Canadian stocks run hot, advisor explains why

Recent improvement in TSX performance might be of benefit to Canada's home-biased investors

Canadian stocks run hot, advisor explains why

In around a three-week period Canadian stocks have returned just shy of 7%. Given a broadly weak Canadian equity market this year so far, the run up should come as a welcome surprise to Canadian investors, who still tend to have a significant home bias in their portfolios. One advisor, though, notes that this improvement in Canadian equities is part of a wider global trend, driven more by narrative and sentiment than changing fundamentals.

Josh Sheluk, Portfolio Manager at Verecan Capital Management, explained that as much as the news of positive TSX performance should be greeted as a positive, it should be viewed in the context of global markets.
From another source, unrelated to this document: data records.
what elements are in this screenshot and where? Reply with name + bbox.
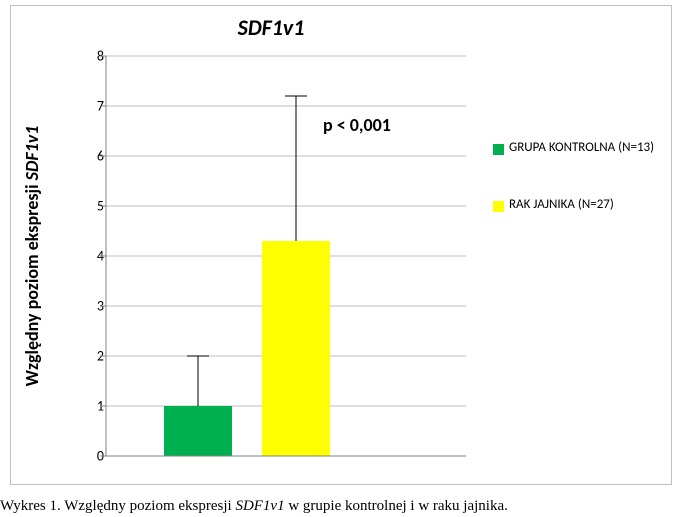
y-tick-label: 5 — [66, 198, 104, 215]
legend-label: GRUPA KONTROLNA (N=13) — [509, 141, 654, 156]
legend-swatch — [493, 144, 504, 155]
y-tick-label: 7 — [66, 98, 104, 115]
y-axis-label: Względny poziom ekspresji SDF1v1 — [21, 56, 51, 456]
legend-item: GRUPA KONTROLNA (N=13) — [493, 141, 663, 156]
caption-prefix: Wykres 1. Względny poziom ekspresji — [0, 498, 235, 514]
caption-ital: SDF1v1 — [235, 498, 284, 514]
bar — [164, 406, 232, 456]
legend: GRUPA KONTROLNA (N=13) RAK JAJNIKA (N=27) — [493, 141, 663, 255]
y-tick-label: 8 — [66, 48, 104, 65]
y-tick-label: 0 — [66, 448, 104, 465]
plot-area — [106, 56, 466, 456]
page-root: SDF1v1 Względny poziom ekspresji SDF1v1 … — [0, 0, 682, 517]
legend-label: RAK JAJNIKA (N=27) — [509, 198, 614, 213]
p-value-annotation: p < 0,001 — [323, 114, 391, 136]
caption-suffix: w grupie kontrolnej i w raku jajnika. — [285, 498, 508, 514]
legend-swatch — [493, 201, 504, 212]
y-tick-label: 2 — [66, 348, 104, 365]
bar — [262, 241, 330, 456]
y-tick-label: 1 — [66, 398, 104, 415]
chart-title: SDF1v1 — [11, 14, 531, 41]
chart-svg — [106, 56, 466, 456]
figure-caption: Wykres 1. Względny poziom ekspresji SDF1… — [0, 498, 682, 515]
y-axis-ticks: 012345678 — [66, 56, 104, 456]
y-axis-label-ital: SDF1v1 — [21, 126, 43, 181]
y-axis-label-prefix: Względny poziom ekspresji — [21, 180, 43, 386]
y-tick-label: 4 — [66, 248, 104, 265]
y-tick-label: 3 — [66, 298, 104, 315]
chart-container: SDF1v1 Względny poziom ekspresji SDF1v1 … — [10, 5, 672, 485]
y-tick-label: 6 — [66, 148, 104, 165]
legend-item: RAK JAJNIKA (N=27) — [493, 198, 663, 213]
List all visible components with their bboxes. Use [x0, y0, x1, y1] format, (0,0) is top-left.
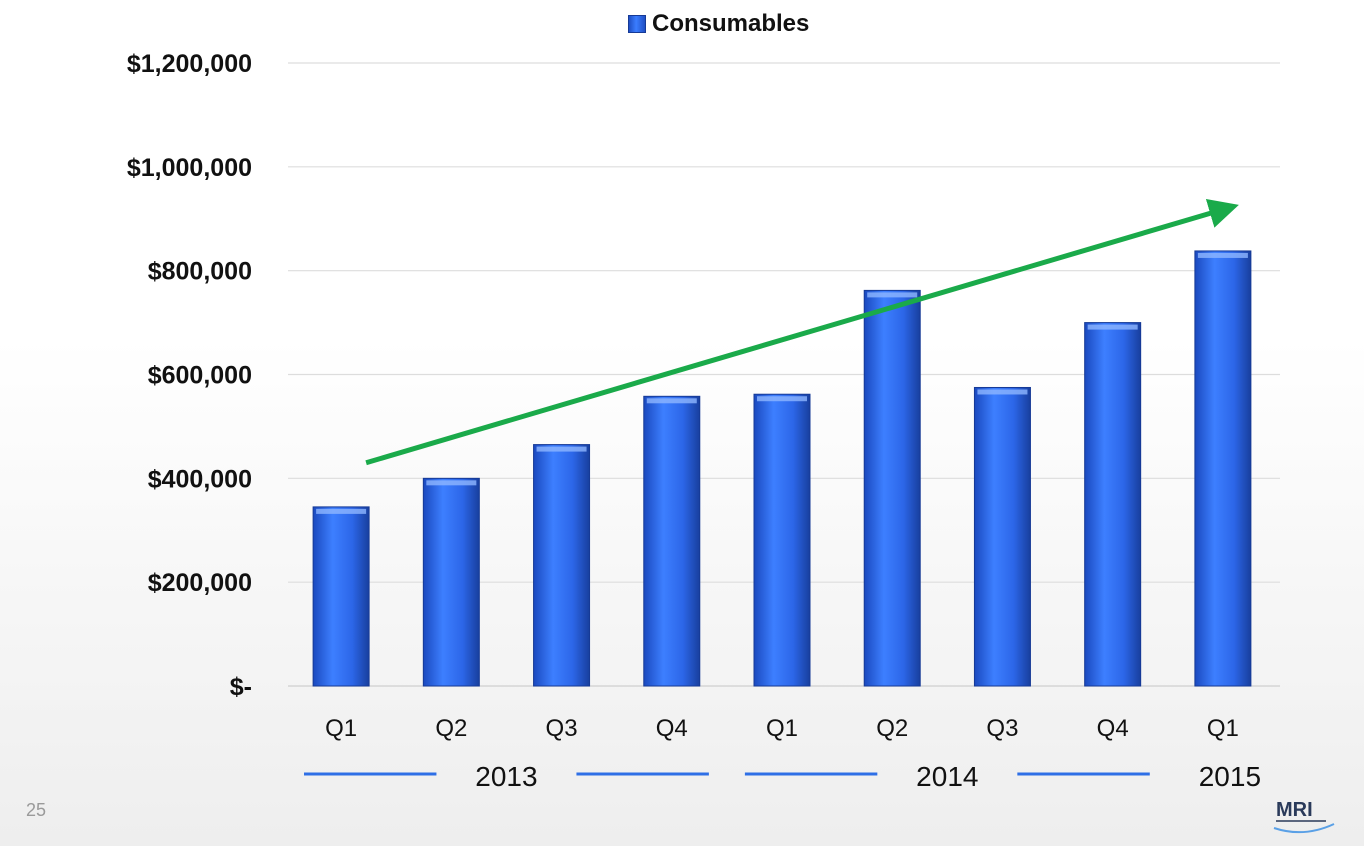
legend-label: Consumables — [652, 10, 810, 37]
bar-highlight — [536, 446, 587, 452]
x-tick-label: Q4 — [1097, 715, 1129, 742]
x-tick-label: Q1 — [325, 715, 357, 742]
bar — [312, 506, 370, 687]
year-label: 2014 — [916, 761, 978, 792]
bar — [863, 289, 921, 687]
y-tick-label: $200,000 — [148, 569, 252, 597]
legend: Consumables — [628, 10, 809, 38]
y-tick-label: $1,000,000 — [127, 154, 252, 182]
year-labels: 2013 2014 2015 — [304, 761, 1261, 792]
bar-highlight — [867, 292, 918, 298]
bar-highlight — [1087, 324, 1138, 330]
bar-highlight — [1197, 252, 1248, 258]
logo-text: MRI — [1276, 799, 1313, 821]
x-tick-label: Q2 — [435, 715, 467, 742]
bar-highlight — [426, 480, 477, 486]
x-axis-ticks: Q1 Q2 Q3 Q4 Q1 Q2 Q3 Q4 Q1 — [325, 715, 1239, 742]
trend-arrow — [365, 198, 1239, 466]
bar — [422, 477, 480, 687]
x-tick-label: Q3 — [546, 715, 578, 742]
bar-highlight — [757, 396, 807, 402]
y-tick-label: $1,200,000 — [127, 50, 252, 78]
bars — [312, 250, 1252, 687]
bar-highlight — [977, 389, 1028, 395]
y-tick-label: $600,000 — [148, 362, 252, 390]
year-label: 2013 — [475, 761, 537, 792]
x-tick-label: Q3 — [986, 715, 1018, 742]
y-tick-label: $800,000 — [148, 258, 252, 286]
x-tick-label: Q4 — [656, 715, 688, 742]
bar-highlight — [646, 398, 697, 404]
x-tick-label: Q1 — [766, 715, 798, 742]
y-tick-label: $- — [230, 673, 252, 701]
bar — [1084, 322, 1142, 687]
bar — [753, 393, 811, 687]
y-tick-label: $400,000 — [148, 465, 252, 493]
mri-logo-icon: MRI — [1273, 799, 1335, 834]
legend-swatch — [628, 15, 646, 33]
bar-highlight — [316, 508, 367, 514]
x-tick-label: Q1 — [1207, 715, 1239, 742]
bar — [643, 395, 701, 687]
page-number: 25 — [26, 800, 47, 820]
trend — [365, 198, 1239, 466]
x-tick-label: Q2 — [876, 715, 908, 742]
bar — [973, 386, 1031, 687]
bar — [1194, 250, 1252, 687]
bar — [533, 444, 591, 687]
year-label: 2015 — [1199, 761, 1261, 792]
y-axis-ticks: $- $200,000 $400,000 $600,000 $800,000 $1,000… — [127, 50, 252, 701]
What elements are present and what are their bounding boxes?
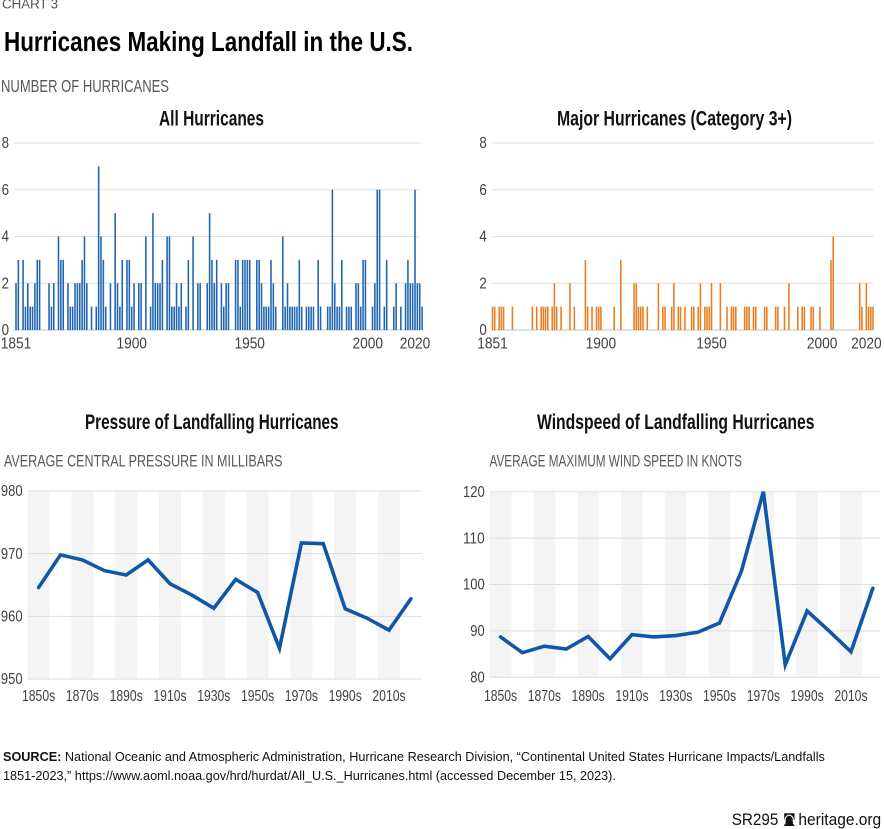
svg-text:1870s: 1870s [66, 688, 99, 705]
svg-text:Pressure of Landfalling Hurric: Pressure of Landfalling Hurricanes [85, 411, 339, 434]
svg-text:1970s: 1970s [285, 688, 318, 705]
svg-text:Windspeed of Landfalling Hurri: Windspeed of Landfalling Hurricanes [537, 411, 815, 434]
svg-text:2010s: 2010s [834, 688, 867, 705]
svg-text:2000: 2000 [807, 335, 838, 352]
svg-text:2020: 2020 [851, 335, 882, 352]
svg-text:970: 970 [1, 546, 23, 563]
svg-text:AVERAGE CENTRAL PRESSURE IN MI: AVERAGE CENTRAL PRESSURE IN MILLIBARS [4, 453, 283, 471]
svg-text:AVERAGE MAXIMUM WIND SPEED IN: AVERAGE MAXIMUM WIND SPEED IN KNOTS [490, 453, 743, 471]
svg-text:Hurricanes Making Landfall in: Hurricanes Making Landfall in the U.S. [4, 26, 413, 57]
svg-text:1850s: 1850s [484, 688, 517, 705]
svg-text:1990s: 1990s [329, 688, 362, 705]
svg-text:1950: 1950 [696, 335, 727, 352]
svg-text:0: 0 [2, 322, 10, 339]
svg-text:heritage.org: heritage.org [798, 810, 881, 829]
svg-text:1890s: 1890s [110, 688, 143, 705]
svg-text:4: 4 [479, 229, 487, 246]
svg-text:100: 100 [463, 577, 485, 594]
svg-text:90: 90 [470, 623, 485, 640]
svg-text:CHART 3: CHART 3 [2, 0, 58, 12]
svg-text:1950s: 1950s [241, 688, 274, 705]
svg-text:6: 6 [479, 182, 486, 199]
svg-text:1851: 1851 [1, 335, 32, 352]
svg-text:SR295: SR295 [732, 810, 779, 829]
svg-text:8: 8 [479, 135, 486, 152]
svg-text:1850s: 1850s [22, 688, 55, 705]
svg-text:1930s: 1930s [197, 688, 230, 705]
svg-text:1890s: 1890s [572, 688, 605, 705]
svg-text:2: 2 [479, 275, 486, 292]
svg-text:2: 2 [2, 275, 9, 292]
svg-text:1900: 1900 [116, 335, 147, 352]
svg-text:950: 950 [1, 671, 23, 688]
svg-text:110: 110 [463, 530, 485, 547]
svg-text:All Hurricanes: All Hurricanes [159, 108, 264, 131]
svg-text:2000: 2000 [353, 335, 384, 352]
svg-text:960: 960 [1, 609, 23, 626]
svg-text:4: 4 [2, 229, 10, 246]
svg-text:1900: 1900 [586, 335, 617, 352]
svg-text:1910s: 1910s [153, 688, 186, 705]
svg-text:1910s: 1910s [615, 688, 648, 705]
svg-text:1970s: 1970s [747, 688, 780, 705]
svg-text:8: 8 [2, 135, 9, 152]
svg-text:1930s: 1930s [659, 688, 692, 705]
svg-text:1870s: 1870s [528, 688, 561, 705]
svg-text:980: 980 [1, 483, 23, 500]
svg-text:6: 6 [2, 182, 9, 199]
svg-text:80: 80 [470, 670, 485, 687]
svg-text:2020: 2020 [400, 335, 431, 352]
svg-text:1851: 1851 [477, 335, 508, 352]
svg-text:Major Hurricanes (Category 3+): Major Hurricanes (Category 3+) [557, 108, 792, 131]
svg-text:1950s: 1950s [703, 688, 736, 705]
svg-text:1990s: 1990s [791, 688, 824, 705]
svg-text:1950: 1950 [234, 335, 265, 352]
svg-text:NUMBER OF HURRICANES: NUMBER OF HURRICANES [1, 76, 169, 96]
svg-text:0: 0 [479, 322, 487, 339]
svg-text:120: 120 [463, 484, 485, 501]
svg-text:2010s: 2010s [372, 688, 405, 705]
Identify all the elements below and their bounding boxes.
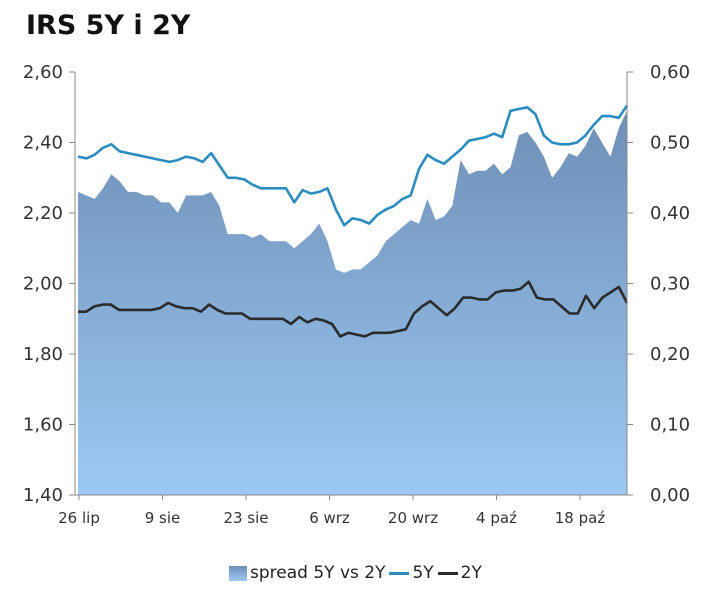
x-tick-label: 20 wrz bbox=[388, 509, 438, 527]
legend-swatch-5y bbox=[389, 571, 410, 575]
x-tick-label: 26 lip bbox=[58, 509, 100, 527]
legend-swatch-spread bbox=[229, 565, 247, 581]
x-tick-label: 6 wrz bbox=[309, 509, 350, 527]
y-left-tick-label: 1,80 bbox=[23, 344, 63, 365]
series-line-5y bbox=[77, 104, 629, 227]
legend-item-2y: 2Y bbox=[437, 563, 482, 583]
y-right-tick-label: 0,30 bbox=[650, 274, 690, 295]
y-right-tick-label: 0,60 bbox=[650, 62, 690, 83]
x-tick-label: 18 paź bbox=[555, 509, 606, 527]
y-left-tick-label: 2,20 bbox=[23, 203, 63, 224]
x-tick-label: 23 sie bbox=[223, 509, 268, 527]
y-left-tick-label: 2,60 bbox=[23, 62, 63, 83]
y-left-tick-label: 1,40 bbox=[23, 485, 63, 506]
legend-item-spread: spread 5Y vs 2Y bbox=[229, 563, 385, 583]
legend-swatch-2y bbox=[437, 571, 458, 575]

Canadian equities have, so far this year, lagged their US counterparts as well as many other global markets. Moreover, even this run in Canadian equities has been outpaced by US stocks, a run driven by the apparent decline in inflation and the likely end to interest rate hiking.

“Canadian stocks are up more than 7 per cent over the past three weeks. That’s a remarkable return over a short period of time,” Sheluk says. “Relative to global markets, this rally we’ve had recently has been roughly in line. If you look over a bit of a longer-term timeframe year to date, or over the past 12 months, you’ll see Canada trail pretty significantly against global markets over that period of time.”

Canada’s relative underperformance against US markets comes down to each country’s weighting of two specific sectors: tech and finance. Sheluk explains that US markets are tech-heavy, and include some of the world’s largest tech companies which have disproportionately contributed to equity growth this year. Canada, conversely, is overweight financials. Though Canadian banks didn’t have the same full-blown crisis that American banks did earlier in 2023, they have struggled with higher deposit costs and slowing loan growth resulting from interest rate increases. On a very high level, US markets have been dragged up by tech while Canadian markets have been held back by financials. 

Canada’s other overweight sector, energy, has actually outperformed the broader market year to date. While oil has traded down somewhat in recent months, Sheluk notes that Canadian equity names have held up. However, that may change as lower oil prices begin to impact valuations.

While sentiment around slowing inflation and the potential end to central bank hikes has driven this recent rally across global equities, we are now seeing signs of an economic slowdown. Sheluk notes, however, that the same predictions were being made this time last year.

Nevertheless, if more changes on labour markets we may very well see a broader economic slowdown or even a recession. In that environment Sheluk thinks it may benefit investors to look beyond their home bias. US markets, for their scale, diversity, and overall quality, tend to be better set up for recessions than the TSX. Though Sheluk notes that a recession should negatively impact any market, including the US. 

In the event of a soft landing, however, the Canadian market may have more attractive valuations than its US counterpart. Sheluk again highlights that quality and diversity on US exchanges may still deliver better returns. He advocates for a diverse portfolio allocation that includes an array of global developed markets.

Sheluk emphasized that the recent run in Canadian stocks is good news and while it’s healthy to hold a globally diversified portfolio, he thinks some of Canadian investors’ home bias is justified.

“There’s a case for Canada in client portfolios at all times,” Sheluk says. “In my opinion there’s always going to be a slight bias towards Canada by Canadians. I don’t see us having only 3% of our portfolios in Canada, reflecting what it represents in global stock markets. A bit of home country bias is okay but you definitely want to maintain a strong global percentage in your portfolio at all times. In my view it comes back to diversification and quality, you get more of those two attributes outside of Canada than you do inside of Canada.”